Entschädigungslose Teilenteignung
Über Fluglärm und externalisierte Kosten
Der größte Flughafen der Schweiz, Zürich-Kloten, ist auch nach der Pleite der Swissair gut ausgelastet. So gut, dass die Schweiz auf eine Aufhebung der bisher geltenden Sperrzeiten für Anflüge vom Norden her drängt. Dort hat die deutsche Regierung nämlich 2003 ein Nachtflugverbot für Maschinen verhängt, die den nur wenige Kilometer hinter der deutschen Grenze liegenden Flughafen von Norden her ansteuern. Bei ihren Landeanflügen verursachen sie nämlich eine Menge Lärm, den auch die Bewohner der auf der deutschen Seite gelegenen Schwarzwalddörfer abbekommen.
Seitdem müssen die Flugzeuge vermehrt Umwege nehmen und von einer anderen Himmelsrichtung her anfliegen. Weil das Gebiet im Süden des Flughafens wesentlich dichter besiedelt ist, als das im Norden, ärgert dies jedoch die Anwohner, die dort leben. Nach schweizerischer Rechnung sind durch den Züricher Flughafen gut 200.000 Schweizer aber nur einige Hundert Schwarzwälder tagsüber einer Lärmbelästigung von 50 Dezibel und darüber ausgesetzt. Deshalb will die dortige Bundesregierung eine Lockerung des deutschen Nachtflugverbots erwirken. Die Schwarzwaldbewohner wiederum fordern von ihrer Bundesregierung genau das Gegenteil, nämlich eine deutliche Verringerung der Lärmbelästigung auch außerhalb der Verbotszeiten.
Eigentlich, so denkt man, müsste der Fall doch relativ einfach zu lösen sein: Die Flugzeuge verursachen schädliche Immissionen, weshalb die Firmen, die mit ihnen Geld verdienen, ihr Tun entweder unterlassen oder einen Ausgleich für die den Anwohnern zugefügten Schäden zahlen müssen. Je nach Höhe dieser Zahlungen könnte das freilich den Flughafenbetrieb durchaus deutlich verteuern. Allerdings: Da diese Kosten bisher nicht mit eingerechnet werden, wird der Preis für Flüge von und nach Zürich eigentlich künstlich verbilligt – die Kosten, die externalisiert werden, tragen die Anwohner in der Flugschneise.

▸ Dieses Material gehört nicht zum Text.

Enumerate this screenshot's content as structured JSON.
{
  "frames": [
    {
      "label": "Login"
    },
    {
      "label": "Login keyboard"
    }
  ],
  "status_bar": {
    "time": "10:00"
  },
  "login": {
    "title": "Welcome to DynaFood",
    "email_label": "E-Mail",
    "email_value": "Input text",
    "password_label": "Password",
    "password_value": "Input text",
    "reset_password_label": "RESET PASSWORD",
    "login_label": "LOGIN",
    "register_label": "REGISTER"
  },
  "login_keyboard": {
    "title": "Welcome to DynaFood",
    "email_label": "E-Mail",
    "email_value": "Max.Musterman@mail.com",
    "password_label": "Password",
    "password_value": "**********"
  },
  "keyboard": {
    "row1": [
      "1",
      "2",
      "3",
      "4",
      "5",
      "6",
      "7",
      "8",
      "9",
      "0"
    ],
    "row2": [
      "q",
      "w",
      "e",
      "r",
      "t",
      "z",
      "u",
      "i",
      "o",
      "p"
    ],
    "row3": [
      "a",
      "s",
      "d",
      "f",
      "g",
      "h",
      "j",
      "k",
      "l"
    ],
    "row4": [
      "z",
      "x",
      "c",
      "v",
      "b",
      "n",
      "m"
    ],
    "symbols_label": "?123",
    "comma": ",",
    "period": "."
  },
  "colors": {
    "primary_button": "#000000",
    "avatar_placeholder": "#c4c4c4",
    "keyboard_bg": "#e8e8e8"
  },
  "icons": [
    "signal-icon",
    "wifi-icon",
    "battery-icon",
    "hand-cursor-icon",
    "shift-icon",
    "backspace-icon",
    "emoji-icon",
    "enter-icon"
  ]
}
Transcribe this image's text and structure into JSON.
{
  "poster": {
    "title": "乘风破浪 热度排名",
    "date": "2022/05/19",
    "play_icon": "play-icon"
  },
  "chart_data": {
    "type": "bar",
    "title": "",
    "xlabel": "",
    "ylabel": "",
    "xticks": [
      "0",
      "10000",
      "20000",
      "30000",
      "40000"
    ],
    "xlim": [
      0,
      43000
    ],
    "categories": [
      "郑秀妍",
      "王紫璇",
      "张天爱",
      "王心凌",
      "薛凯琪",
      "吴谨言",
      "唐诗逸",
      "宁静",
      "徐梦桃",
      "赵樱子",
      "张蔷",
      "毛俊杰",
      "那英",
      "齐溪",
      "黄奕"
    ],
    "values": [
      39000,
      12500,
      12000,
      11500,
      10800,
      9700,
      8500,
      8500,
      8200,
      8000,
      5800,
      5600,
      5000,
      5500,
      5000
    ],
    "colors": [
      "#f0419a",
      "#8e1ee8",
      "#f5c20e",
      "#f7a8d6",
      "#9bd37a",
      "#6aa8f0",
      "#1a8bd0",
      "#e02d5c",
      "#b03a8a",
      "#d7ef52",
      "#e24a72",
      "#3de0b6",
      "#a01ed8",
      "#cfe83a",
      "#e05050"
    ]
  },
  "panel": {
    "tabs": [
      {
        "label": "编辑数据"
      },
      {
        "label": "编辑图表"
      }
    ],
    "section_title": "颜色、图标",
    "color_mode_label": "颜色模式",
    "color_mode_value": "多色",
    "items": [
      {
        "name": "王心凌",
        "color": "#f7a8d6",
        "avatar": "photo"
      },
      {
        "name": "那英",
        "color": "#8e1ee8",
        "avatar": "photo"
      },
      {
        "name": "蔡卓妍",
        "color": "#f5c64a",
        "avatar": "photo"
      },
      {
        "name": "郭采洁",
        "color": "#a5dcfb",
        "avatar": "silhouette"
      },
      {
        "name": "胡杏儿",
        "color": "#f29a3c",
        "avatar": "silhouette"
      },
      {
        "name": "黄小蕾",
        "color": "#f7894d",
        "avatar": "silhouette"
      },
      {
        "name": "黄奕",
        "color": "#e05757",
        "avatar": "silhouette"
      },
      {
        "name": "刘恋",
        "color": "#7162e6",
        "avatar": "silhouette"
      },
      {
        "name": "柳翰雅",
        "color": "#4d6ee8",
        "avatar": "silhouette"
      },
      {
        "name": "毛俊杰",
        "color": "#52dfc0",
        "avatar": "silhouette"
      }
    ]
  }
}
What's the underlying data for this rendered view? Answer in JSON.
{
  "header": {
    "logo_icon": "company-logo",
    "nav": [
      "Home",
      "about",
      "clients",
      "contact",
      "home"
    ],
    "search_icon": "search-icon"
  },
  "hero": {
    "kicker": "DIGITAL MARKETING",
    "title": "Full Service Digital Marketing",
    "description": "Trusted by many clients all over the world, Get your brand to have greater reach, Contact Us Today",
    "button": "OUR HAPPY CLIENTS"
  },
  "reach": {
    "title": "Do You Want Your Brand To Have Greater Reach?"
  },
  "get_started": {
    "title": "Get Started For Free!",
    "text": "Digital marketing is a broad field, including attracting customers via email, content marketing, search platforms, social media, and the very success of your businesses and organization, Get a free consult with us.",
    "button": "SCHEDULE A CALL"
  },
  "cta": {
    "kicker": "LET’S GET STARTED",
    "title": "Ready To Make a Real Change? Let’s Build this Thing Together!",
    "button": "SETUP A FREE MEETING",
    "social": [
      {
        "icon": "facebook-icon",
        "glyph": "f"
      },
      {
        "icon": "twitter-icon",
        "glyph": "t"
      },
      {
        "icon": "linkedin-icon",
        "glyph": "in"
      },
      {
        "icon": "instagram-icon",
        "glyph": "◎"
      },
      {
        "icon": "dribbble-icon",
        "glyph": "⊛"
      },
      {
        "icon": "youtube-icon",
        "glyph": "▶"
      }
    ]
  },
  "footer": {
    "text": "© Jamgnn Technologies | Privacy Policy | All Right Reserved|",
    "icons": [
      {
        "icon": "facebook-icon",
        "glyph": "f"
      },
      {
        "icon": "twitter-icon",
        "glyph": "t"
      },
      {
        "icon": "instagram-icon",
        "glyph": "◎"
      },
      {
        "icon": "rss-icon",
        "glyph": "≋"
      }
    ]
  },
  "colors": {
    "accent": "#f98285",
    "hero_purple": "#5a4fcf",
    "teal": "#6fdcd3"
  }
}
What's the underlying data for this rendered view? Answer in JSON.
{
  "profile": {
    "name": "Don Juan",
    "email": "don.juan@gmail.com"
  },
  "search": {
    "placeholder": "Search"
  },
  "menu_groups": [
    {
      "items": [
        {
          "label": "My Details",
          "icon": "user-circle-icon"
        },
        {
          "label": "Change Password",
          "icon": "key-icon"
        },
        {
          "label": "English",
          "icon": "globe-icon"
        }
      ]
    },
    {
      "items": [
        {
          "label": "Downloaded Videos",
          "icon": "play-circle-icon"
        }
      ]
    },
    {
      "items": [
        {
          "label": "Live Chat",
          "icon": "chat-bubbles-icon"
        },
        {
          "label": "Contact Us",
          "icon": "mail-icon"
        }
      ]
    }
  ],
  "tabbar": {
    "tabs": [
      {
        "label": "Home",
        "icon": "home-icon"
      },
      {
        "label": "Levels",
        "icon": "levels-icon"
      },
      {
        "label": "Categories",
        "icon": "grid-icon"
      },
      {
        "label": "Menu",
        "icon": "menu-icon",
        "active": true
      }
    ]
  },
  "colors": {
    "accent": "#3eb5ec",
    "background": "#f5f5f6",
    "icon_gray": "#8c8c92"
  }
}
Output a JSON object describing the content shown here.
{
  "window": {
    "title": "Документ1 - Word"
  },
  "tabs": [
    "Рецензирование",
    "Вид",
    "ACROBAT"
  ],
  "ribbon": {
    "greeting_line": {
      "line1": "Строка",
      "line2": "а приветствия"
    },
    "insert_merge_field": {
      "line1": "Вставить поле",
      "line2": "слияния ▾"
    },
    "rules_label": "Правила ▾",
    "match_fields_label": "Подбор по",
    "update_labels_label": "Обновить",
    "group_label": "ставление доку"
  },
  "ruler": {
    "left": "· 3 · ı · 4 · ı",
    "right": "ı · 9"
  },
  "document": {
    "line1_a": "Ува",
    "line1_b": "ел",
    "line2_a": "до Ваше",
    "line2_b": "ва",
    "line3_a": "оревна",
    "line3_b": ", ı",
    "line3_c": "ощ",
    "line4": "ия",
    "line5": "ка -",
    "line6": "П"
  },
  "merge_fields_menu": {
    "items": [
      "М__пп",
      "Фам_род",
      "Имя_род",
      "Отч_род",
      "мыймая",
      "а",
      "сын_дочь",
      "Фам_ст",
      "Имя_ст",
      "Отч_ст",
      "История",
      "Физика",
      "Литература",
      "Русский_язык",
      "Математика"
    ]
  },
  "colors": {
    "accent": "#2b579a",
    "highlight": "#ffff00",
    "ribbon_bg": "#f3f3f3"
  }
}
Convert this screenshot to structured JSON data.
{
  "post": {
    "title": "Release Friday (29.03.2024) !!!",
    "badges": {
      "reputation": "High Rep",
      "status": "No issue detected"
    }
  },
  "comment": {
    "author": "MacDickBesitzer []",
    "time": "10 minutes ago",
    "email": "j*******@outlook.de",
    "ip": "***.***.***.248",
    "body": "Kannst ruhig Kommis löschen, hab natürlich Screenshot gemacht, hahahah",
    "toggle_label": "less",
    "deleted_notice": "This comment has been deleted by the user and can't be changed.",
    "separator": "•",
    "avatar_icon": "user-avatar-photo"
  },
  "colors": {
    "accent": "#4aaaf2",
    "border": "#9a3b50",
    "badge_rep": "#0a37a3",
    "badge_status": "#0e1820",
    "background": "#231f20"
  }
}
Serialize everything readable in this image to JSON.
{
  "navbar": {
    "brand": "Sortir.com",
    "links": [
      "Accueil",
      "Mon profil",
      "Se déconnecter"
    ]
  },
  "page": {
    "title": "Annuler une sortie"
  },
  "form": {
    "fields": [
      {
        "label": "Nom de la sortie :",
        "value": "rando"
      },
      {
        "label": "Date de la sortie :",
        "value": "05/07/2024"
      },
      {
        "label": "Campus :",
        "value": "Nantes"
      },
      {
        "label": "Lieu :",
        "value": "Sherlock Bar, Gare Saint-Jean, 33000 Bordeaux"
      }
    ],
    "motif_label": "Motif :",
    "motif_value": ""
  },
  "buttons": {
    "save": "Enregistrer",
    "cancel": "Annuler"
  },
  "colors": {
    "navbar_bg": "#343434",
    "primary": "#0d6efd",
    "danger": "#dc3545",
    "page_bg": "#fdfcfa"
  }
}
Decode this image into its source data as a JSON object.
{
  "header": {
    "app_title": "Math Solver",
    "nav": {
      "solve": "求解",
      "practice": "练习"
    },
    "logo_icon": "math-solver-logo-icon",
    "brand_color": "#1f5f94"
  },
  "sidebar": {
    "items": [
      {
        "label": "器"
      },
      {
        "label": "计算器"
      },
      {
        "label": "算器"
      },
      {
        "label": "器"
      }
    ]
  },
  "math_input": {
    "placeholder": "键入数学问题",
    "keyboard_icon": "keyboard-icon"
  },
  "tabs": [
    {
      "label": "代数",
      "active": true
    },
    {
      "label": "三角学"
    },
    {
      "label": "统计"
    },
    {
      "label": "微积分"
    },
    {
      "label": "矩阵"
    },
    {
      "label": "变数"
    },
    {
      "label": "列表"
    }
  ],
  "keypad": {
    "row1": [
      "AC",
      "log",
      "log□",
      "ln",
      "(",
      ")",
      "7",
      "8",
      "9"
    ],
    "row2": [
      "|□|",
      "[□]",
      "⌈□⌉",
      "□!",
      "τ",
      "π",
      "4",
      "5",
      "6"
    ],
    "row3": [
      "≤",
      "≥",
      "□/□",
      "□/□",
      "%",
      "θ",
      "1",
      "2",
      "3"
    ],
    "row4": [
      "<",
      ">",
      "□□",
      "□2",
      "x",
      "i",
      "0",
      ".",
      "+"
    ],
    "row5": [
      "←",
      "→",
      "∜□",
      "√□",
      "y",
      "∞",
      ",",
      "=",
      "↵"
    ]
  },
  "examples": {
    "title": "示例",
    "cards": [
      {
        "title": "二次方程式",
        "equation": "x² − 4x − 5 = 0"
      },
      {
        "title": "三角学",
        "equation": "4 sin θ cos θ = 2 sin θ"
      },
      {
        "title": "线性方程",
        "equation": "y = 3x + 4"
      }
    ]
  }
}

Würden diese mit Summen entschädigt, die ihnen den verlustfreien Umzug in andere Gebiete ermöglichen, dann könnten einige von ihnen damit abwandern, andere wiederum hätten durch die Entschädigung weniger Grund, sich zu beschweren. Allerdings ist bislang noch nichts dergleichen passiert. Und auch bei den im April angelaufenen Neuverhandlungen wird das Thema tabuisiert. Stattdessen wurden auf deutscher Seite plötzlich "unveräußerliche Rechte" ins Spiel gebracht - trotz einer anderslaufenden Praxis bei Braunkohle, Staudämmen und Straßen, die es in der Bundesrepublik gibt (auch wenn die heimischen Medien lieber darüber berichten, wenn so etwas in China passiert).
Hintergrund ist, dass in Deutschland nicht nur ausländische, sondern (in weit stärkerem Ausmaß) einheimische Flughäfen für erhebliche Lärmbelästigung sorgen. Würden die Schwarzwälder von den schweizerischen Flughafenbetreibern angemessen entschädigt, dann stünden die Landesregierungen in Baden-Württemberg und anderswo vor einem Präzedenzfall, den sie aus wirtschaftspolitischen Erwägungen heraus fürchten. Aber auch die Züricher Flughafengesellschaft, die den einheimischen Anwohnern nur so geringe Trostgelder zahlt, dass dagegen tausende von Klagen mit ungewissem Ausgang anhängig sind, hätte einen Präzedenzfall geschaffen, der den Anwälten der Kläger sicher nicht verborgen bleiben würde.